His comments, when introducing health minister Andy Burnham, are in the wake of UniChem managing director David Coles’s resignation from his role as chairman a fortnight ago over the “commercial conflict of interest” that Pfizer and UniChem’s distribution deal posed.

Mr Brownlee, of Mawdsley-Brooks, went on to criticise Pfizer for putting profit before pharmacy and patients, saying that the current system works well, and ensures access to a comprehensive and complete range of pharmaceutical products. “What we do works so well that it’s taken for granted,” he remarked.

The BAPW used the occasion to launch its “Gold standard of good distribution practice by pharmaceutical wholesalers”.

The document, endorsed by the Med-icines and Healthcare products Regulatory Agency, sets out the quality checks and standards to which BAPW members must adhere.

Mr Coles was due to remain as chairman of the BAPW until the end of this year, and the BAPW says that his decision to stand down was reached amicably.
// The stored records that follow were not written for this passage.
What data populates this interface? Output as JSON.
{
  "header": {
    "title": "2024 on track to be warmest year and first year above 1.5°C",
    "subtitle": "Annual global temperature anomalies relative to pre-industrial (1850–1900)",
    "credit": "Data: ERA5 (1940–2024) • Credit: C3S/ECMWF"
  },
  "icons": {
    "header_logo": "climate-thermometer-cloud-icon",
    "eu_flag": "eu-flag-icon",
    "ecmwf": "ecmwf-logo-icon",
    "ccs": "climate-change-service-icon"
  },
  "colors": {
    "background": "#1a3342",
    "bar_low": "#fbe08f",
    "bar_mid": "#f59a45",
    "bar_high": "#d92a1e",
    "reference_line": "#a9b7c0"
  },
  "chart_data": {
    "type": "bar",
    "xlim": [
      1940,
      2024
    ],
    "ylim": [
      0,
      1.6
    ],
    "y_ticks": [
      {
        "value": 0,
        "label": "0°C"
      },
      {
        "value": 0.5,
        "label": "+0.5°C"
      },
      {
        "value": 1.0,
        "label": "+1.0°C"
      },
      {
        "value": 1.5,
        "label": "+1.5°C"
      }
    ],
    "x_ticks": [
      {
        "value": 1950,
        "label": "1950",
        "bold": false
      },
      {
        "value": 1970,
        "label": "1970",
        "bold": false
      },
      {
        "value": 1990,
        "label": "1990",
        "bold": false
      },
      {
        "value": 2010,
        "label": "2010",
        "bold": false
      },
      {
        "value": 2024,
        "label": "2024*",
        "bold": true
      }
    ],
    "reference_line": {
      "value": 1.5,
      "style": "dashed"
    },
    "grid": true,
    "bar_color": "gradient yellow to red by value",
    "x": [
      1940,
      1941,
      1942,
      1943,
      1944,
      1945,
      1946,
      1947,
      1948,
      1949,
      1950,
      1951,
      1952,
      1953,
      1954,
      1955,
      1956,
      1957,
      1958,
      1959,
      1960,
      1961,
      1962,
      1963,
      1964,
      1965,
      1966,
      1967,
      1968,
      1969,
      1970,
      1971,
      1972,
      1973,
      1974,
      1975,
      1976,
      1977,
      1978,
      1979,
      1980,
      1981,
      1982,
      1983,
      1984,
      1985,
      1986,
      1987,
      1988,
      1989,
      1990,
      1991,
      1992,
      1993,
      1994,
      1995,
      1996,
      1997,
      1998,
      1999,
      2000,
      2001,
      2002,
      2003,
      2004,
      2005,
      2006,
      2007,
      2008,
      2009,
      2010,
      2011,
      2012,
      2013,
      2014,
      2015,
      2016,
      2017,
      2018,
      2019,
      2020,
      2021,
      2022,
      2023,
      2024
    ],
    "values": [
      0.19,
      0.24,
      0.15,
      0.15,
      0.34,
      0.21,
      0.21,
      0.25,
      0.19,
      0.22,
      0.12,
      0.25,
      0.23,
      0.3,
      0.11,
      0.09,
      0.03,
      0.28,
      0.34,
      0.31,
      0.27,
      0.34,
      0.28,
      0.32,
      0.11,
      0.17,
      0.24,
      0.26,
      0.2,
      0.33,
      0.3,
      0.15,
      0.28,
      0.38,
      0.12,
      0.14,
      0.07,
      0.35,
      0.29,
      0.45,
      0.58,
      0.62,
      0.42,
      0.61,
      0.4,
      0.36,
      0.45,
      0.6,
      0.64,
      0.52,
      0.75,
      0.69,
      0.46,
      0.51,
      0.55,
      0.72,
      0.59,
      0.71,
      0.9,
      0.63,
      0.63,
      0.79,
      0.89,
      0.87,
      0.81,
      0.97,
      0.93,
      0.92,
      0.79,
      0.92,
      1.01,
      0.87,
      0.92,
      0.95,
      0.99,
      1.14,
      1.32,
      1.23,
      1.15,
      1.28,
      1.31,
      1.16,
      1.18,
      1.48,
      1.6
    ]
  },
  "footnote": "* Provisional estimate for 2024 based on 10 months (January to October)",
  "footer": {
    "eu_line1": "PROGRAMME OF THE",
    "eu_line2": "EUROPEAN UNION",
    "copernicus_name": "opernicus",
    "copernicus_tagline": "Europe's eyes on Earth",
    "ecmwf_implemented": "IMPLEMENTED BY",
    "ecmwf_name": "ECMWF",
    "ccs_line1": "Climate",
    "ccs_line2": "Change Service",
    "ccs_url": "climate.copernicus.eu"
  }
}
Health minister’s view In his address, Mr Burnham congratulated BAPW members as an “invisible backbone” for the health service. He said: “I am aware that there is a huge amount of work that you and your members do, day in day out, to stock community pharmacies safely that is of direct benefit to patients in all the communities we serve, and it is crucially of huge importance to the NHS. That is the private sector working hand in hand with the NHS.”